When I first dropped her off, she looked me straight in the eye and said with a fiercely determined little voice ‘Mummy, I not crying.’ So yes, I was extremely proud of the little lady. It certainly helped that another poor wee soul was in the throes of a dramatic sobbing fit, clinging to his mother for dear life. Terrible though this is to admit, Maya has always observed such scenes with voyeuristic interest, partly because she’s pleased it’s not her and also partly, I’m sure, to pick up tips for her own next histrionic meltdown. On her first day, I returned after one hour to check up on her – no problems so out I crept and left her there for the full three hours. Maya was full of beans when I went to collect her, clutching a beautiful bright cardboard cut out of a kimono-clad Japanese lady holding a movable-hands clock. She seemed genuinely happy and I heaved a big old sigh of relief.

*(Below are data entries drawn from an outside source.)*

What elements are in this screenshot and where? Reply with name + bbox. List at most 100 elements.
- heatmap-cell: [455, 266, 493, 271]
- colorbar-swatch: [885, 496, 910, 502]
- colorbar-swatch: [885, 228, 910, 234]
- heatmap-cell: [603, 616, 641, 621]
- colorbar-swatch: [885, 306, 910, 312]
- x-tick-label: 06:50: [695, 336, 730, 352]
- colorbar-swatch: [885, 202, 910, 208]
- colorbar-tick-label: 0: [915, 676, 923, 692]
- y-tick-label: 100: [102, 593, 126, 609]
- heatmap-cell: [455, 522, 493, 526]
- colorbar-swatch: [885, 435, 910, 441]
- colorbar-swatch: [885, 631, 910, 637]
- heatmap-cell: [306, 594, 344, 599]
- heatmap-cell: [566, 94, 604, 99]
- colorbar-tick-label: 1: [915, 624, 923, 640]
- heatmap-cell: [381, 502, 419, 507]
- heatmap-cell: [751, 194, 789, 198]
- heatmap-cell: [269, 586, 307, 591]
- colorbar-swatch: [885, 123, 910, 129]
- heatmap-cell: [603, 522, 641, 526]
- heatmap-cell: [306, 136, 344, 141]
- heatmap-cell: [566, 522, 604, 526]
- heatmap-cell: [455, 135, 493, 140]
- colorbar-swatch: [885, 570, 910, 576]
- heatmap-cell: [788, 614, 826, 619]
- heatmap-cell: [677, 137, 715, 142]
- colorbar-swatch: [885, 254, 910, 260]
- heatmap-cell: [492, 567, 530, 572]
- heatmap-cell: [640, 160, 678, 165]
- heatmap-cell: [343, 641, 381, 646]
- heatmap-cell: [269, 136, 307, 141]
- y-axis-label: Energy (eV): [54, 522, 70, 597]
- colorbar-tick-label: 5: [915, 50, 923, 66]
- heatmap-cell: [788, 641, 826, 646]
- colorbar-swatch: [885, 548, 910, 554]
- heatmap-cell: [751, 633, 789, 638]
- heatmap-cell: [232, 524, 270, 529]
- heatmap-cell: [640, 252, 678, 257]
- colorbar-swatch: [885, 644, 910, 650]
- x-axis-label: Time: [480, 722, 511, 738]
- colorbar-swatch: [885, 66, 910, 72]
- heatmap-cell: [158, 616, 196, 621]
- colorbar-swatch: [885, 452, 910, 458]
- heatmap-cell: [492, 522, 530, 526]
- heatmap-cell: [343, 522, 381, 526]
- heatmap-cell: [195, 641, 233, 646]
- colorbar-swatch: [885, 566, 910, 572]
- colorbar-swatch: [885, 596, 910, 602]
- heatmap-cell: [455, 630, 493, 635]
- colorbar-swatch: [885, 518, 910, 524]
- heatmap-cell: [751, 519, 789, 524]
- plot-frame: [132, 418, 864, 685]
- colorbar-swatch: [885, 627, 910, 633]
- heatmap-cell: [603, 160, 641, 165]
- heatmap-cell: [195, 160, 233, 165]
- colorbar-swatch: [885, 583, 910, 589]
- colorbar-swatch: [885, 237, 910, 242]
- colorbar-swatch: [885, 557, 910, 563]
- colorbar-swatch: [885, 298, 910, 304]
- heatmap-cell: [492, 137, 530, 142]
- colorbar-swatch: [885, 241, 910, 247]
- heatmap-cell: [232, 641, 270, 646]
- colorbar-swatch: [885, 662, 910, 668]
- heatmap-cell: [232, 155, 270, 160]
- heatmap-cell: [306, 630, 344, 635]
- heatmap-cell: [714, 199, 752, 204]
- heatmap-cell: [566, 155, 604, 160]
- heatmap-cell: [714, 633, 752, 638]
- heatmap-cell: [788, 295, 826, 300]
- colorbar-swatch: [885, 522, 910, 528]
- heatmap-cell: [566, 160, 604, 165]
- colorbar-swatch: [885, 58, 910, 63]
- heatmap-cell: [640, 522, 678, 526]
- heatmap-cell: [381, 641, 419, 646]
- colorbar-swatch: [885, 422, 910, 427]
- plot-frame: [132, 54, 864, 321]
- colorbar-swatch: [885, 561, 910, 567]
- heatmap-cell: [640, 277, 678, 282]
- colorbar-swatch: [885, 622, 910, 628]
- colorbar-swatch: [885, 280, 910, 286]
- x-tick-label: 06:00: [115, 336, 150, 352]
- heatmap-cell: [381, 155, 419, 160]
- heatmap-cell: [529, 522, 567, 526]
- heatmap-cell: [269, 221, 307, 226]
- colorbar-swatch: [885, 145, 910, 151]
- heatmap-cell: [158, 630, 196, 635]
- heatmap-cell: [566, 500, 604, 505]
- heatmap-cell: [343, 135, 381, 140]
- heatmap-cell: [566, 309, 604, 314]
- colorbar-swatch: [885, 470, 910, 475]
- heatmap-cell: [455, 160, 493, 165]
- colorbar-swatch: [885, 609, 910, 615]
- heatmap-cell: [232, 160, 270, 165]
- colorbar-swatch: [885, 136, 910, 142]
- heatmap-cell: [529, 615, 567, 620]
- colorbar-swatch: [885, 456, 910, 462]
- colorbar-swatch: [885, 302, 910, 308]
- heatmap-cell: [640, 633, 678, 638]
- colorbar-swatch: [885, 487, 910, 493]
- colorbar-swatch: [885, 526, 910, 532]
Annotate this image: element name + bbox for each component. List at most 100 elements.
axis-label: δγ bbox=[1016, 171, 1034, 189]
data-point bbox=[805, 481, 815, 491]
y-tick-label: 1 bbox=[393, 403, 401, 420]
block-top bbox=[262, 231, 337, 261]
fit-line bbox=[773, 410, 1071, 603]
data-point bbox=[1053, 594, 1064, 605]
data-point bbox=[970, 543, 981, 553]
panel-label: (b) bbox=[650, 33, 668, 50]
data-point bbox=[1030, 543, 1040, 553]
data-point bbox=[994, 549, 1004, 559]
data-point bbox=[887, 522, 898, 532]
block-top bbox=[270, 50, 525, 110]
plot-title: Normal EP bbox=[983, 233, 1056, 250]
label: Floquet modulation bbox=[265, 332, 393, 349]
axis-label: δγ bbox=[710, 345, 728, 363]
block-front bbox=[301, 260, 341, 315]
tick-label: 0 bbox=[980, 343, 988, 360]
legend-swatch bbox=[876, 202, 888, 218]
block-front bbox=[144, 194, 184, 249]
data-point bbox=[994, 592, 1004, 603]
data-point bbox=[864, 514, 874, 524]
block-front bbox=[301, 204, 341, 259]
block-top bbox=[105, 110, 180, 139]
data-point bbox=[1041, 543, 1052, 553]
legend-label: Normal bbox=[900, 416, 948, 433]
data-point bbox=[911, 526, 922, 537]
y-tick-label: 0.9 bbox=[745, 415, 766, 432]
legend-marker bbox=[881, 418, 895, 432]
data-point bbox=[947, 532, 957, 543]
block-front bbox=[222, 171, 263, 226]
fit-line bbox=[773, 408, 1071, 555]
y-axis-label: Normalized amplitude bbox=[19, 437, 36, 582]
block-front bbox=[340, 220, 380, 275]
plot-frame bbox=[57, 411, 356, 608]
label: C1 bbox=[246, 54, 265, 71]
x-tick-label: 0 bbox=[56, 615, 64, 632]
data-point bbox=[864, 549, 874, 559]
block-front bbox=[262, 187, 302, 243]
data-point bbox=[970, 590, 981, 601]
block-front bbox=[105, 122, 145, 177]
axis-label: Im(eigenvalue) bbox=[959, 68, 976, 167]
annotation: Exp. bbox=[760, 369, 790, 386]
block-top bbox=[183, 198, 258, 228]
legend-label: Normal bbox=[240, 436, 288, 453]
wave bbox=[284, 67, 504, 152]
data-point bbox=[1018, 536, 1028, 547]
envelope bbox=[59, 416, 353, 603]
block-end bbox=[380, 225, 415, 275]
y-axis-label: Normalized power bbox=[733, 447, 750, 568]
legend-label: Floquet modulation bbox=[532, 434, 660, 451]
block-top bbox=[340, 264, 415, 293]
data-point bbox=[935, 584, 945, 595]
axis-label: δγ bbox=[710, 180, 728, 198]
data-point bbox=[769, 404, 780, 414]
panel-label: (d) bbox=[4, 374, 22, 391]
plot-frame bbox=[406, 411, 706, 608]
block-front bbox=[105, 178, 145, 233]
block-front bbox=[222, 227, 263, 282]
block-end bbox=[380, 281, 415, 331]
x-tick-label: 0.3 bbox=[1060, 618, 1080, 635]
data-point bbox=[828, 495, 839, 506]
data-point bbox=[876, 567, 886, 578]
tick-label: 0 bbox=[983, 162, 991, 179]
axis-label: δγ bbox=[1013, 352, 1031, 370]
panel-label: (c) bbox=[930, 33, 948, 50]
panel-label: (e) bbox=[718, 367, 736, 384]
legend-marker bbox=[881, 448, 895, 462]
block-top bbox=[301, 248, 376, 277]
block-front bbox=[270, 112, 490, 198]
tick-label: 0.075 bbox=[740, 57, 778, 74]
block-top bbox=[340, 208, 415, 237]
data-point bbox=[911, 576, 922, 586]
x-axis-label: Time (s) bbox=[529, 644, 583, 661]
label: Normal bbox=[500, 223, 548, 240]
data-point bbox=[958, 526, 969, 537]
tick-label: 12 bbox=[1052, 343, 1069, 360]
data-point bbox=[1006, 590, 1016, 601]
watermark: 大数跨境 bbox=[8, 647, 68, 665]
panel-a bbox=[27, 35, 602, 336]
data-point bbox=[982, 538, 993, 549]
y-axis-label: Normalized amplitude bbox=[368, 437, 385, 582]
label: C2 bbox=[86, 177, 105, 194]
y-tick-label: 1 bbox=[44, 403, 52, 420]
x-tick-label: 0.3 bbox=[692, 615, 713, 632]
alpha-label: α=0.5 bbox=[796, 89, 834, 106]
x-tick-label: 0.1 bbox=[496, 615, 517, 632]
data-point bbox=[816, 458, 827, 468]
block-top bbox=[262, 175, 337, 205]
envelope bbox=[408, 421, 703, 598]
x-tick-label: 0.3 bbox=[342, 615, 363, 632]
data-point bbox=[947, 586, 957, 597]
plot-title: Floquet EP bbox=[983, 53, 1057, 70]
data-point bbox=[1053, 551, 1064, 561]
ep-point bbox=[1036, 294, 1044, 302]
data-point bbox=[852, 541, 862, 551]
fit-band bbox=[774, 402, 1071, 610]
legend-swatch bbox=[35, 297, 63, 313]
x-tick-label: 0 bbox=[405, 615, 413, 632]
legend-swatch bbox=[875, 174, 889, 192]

This morning was not quite so simple. Despite the fact Maya had been looking forward to returning to nursery, when we got there she decided after all that she didn’t want to be there. After many tears and a great deal of guilt on my part, I decided to stand for a short while outside where I was out of sight to see if she would soon calm down. And calm she did, after just a few minutes. I called the school an hour later to see how she was getting on and was reassured that she was in good spirits (perhaps they weren’t telling the truth, but you have to trust, don’t you?). Sure enough, at 1pm she came running out to greet me holding her latest creation (a cardboard traffic light pen holder no less!) and today was told by the principal how much Maya had enjoyed the Hindi dancing. (There’s my girl - I knew all those dancing sessions to i-tunes mixes around the sitting room would have to pay off one day!!) When we got back home, I asked Maya to show me the dancing she’d done at nursery and she gave a brilliant little hip-wiggling flourish – we’ll get her an extra part in a Bollywood movie before no time at all!!

So far, so good on the nursery front. The staff seem genuinely interested and kind and there’s lots of space both in and outside. Next step is to find somebody reliable and trustworthy to look after Lily in the mornings so I can do some voluntary work and also write….my next novel!! I’ve been waiting for my theme for months and this morning, quite literally, it came to me and I now am ridiculously over-excited and longing to begin…Watch this space.

1 comment:

  1. This takes me right back to the days I used to have to leave mine at playschool. Mind you, I cried more when I left the youngest at university last October .... Good luck with the novel.